IPEG highlights of 2010
The main highlight of the year was the completion of the major ESRC-funded programme, undertaken jointly with the University of Southampton, on 'Rediscovering the Civic and Achieving Better Outcomes in Public Policy'. A summary of the results of this 3-year programme, which focused upon finding effective ways of encouraging active citizenship, was launched at a dedicated, well-attended event in London in June. The programme employed a range of innovative, experimental research methods to test the effectiveness of various concrete ways of engaging citizens in the delivery of socially useful activities, e.g. through charitable giving, recycling, volunteering, and on-line deliberation.
Also completed during the year was a large, cross-national ESPON project – ‘The Case for Agglomeration Economies in Europe’ – which used advanced econometric analysis to test the extent to which urban hierarchies are becoming stretched in the ongoing transition to a knowledge-driven economy. Through case study analyses of Manchester, Barcelona, Dublin and Lyon, it also assessed the contribution that metropolitan or city-regional governance arrangements make to successful adjustments to economic change.

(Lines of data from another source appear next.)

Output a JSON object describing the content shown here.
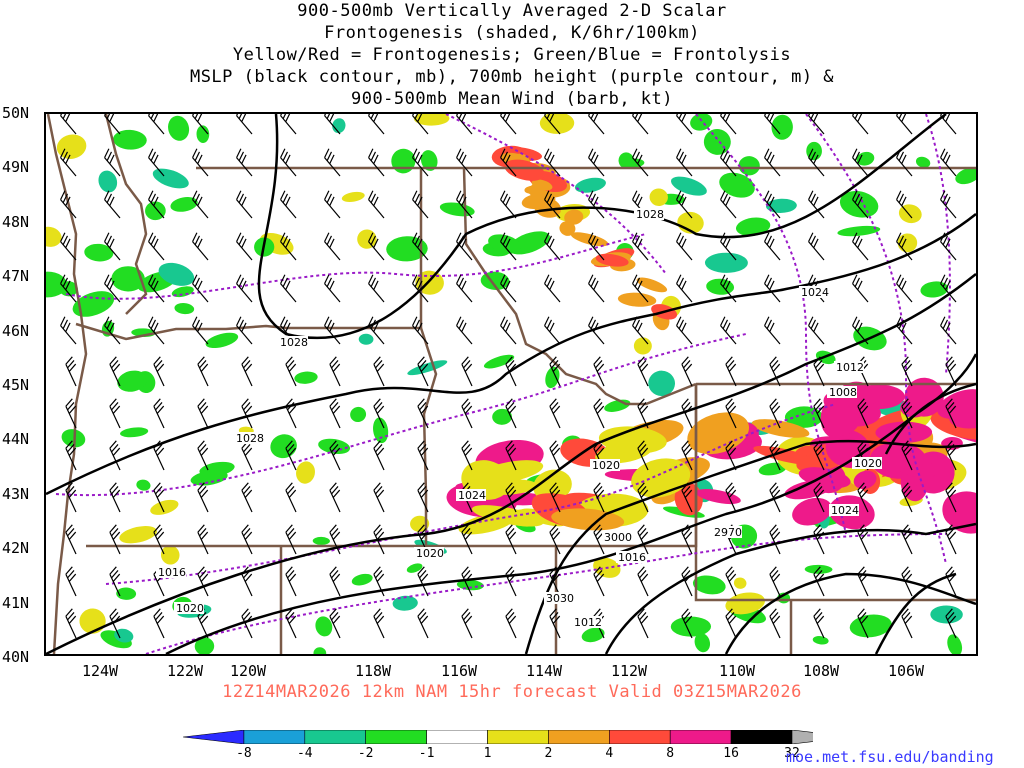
{
  "title": {
    "line1": "900-500mb Vertically Averaged 2-D Scalar",
    "line2": "Frontogenesis (shaded, K/6hr/100km)",
    "line3": "Yellow/Red = Frontogenesis;  Green/Blue = Frontolysis",
    "line4": "MSLP (black contour, mb), 700mb height (purple contour, m) &",
    "line5": "900-500mb Mean Wind (barb, kt)"
  },
  "lat_labels": [
    "50N",
    "49N",
    "48N",
    "47N",
    "46N",
    "45N",
    "44N",
    "43N",
    "42N",
    "41N",
    "40N"
  ],
  "lon_labels": [
    "124W",
    "122W",
    "120W",
    "118W",
    "116W",
    "114W",
    "112W",
    "110W",
    "108W",
    "106W"
  ],
  "contour_labels": {
    "mslp": [
      "1028",
      "1024",
      "1028",
      "1028",
      "1024",
      "1020",
      "1020",
      "1016",
      "1012",
      "1008",
      "1020",
      "1024",
      "1016",
      "1020",
      "1012"
    ],
    "height": [
      "3000",
      "2970",
      "3030"
    ]
  },
  "valid_line": "12Z14MAR2026 12km NAM 15hr forecast Valid 03Z15MAR2026",
  "colorbar": {
    "labels": [
      "-8",
      "-4",
      "-2",
      "-1",
      "1",
      "2",
      "4",
      "8",
      "16",
      "32"
    ],
    "colors": [
      "#2b2bff",
      "#1aa0d8",
      "#18c890",
      "#22dd22",
      "#ffffff",
      "#e6e01a",
      "#f0a020",
      "#ff4a3a",
      "#ee1a8a",
      "#000000",
      "#b0b0b0"
    ]
  },
  "credit": "moe.met.fsu.edu/banding",
  "colors": {
    "mslp_contour": "#000000",
    "height_contour": "#9a1ac8",
    "borders": "#7a5a48",
    "valid_text": "#ff6a5a",
    "credit_text": "#3a3aff"
  }
}
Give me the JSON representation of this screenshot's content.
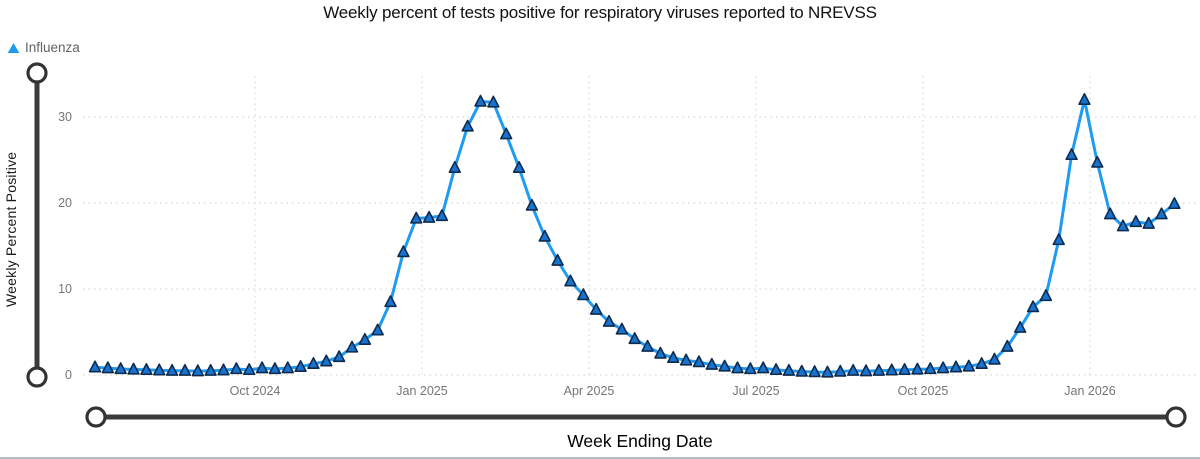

The findings were launched at a well-attended conference for policy-makers and practitioners in Manchester in October and form the basis of a further event organised with the Royal Town Planning Institute in December.
Within the university, IPEG was central to the development of the Faculty of Humanities’ ‘Transforming Cities Initiative’, which was awarded core funding for 2010-11 to pursue the priorities it identified during a ‘proof of concept’ year in raising the profile of urban research in the university, encouraging cross-disciplinary dialogue and joint-bidding and improving access to external funding, particularly from non-traditional sources.
These core activities, along with a range of research on the themes of social cohesion and housing and equalities, have helped IPEG to continue to deliver on its mission to employ advanced social scientific analysis in the pursuit of academic excellence, external influence and real world application.
The priorities for the coming year and beyond are to build upon the profile that IPEG has achieved in areas of research that engage with core aspects of national policy agenda and to ensure, during a difficult time for universities, that it is able to create and respond to external opportunities that remain available for high quality, independent and practical research. As a variety of funding sources become increasingly constrained, this will demand careful targeting of non-academic sources (e.g. European programmes, charitable organisations, private sector) and the construction of research alliances with internal and external partners that can retain and make the best use of IPEG strengths and capacities.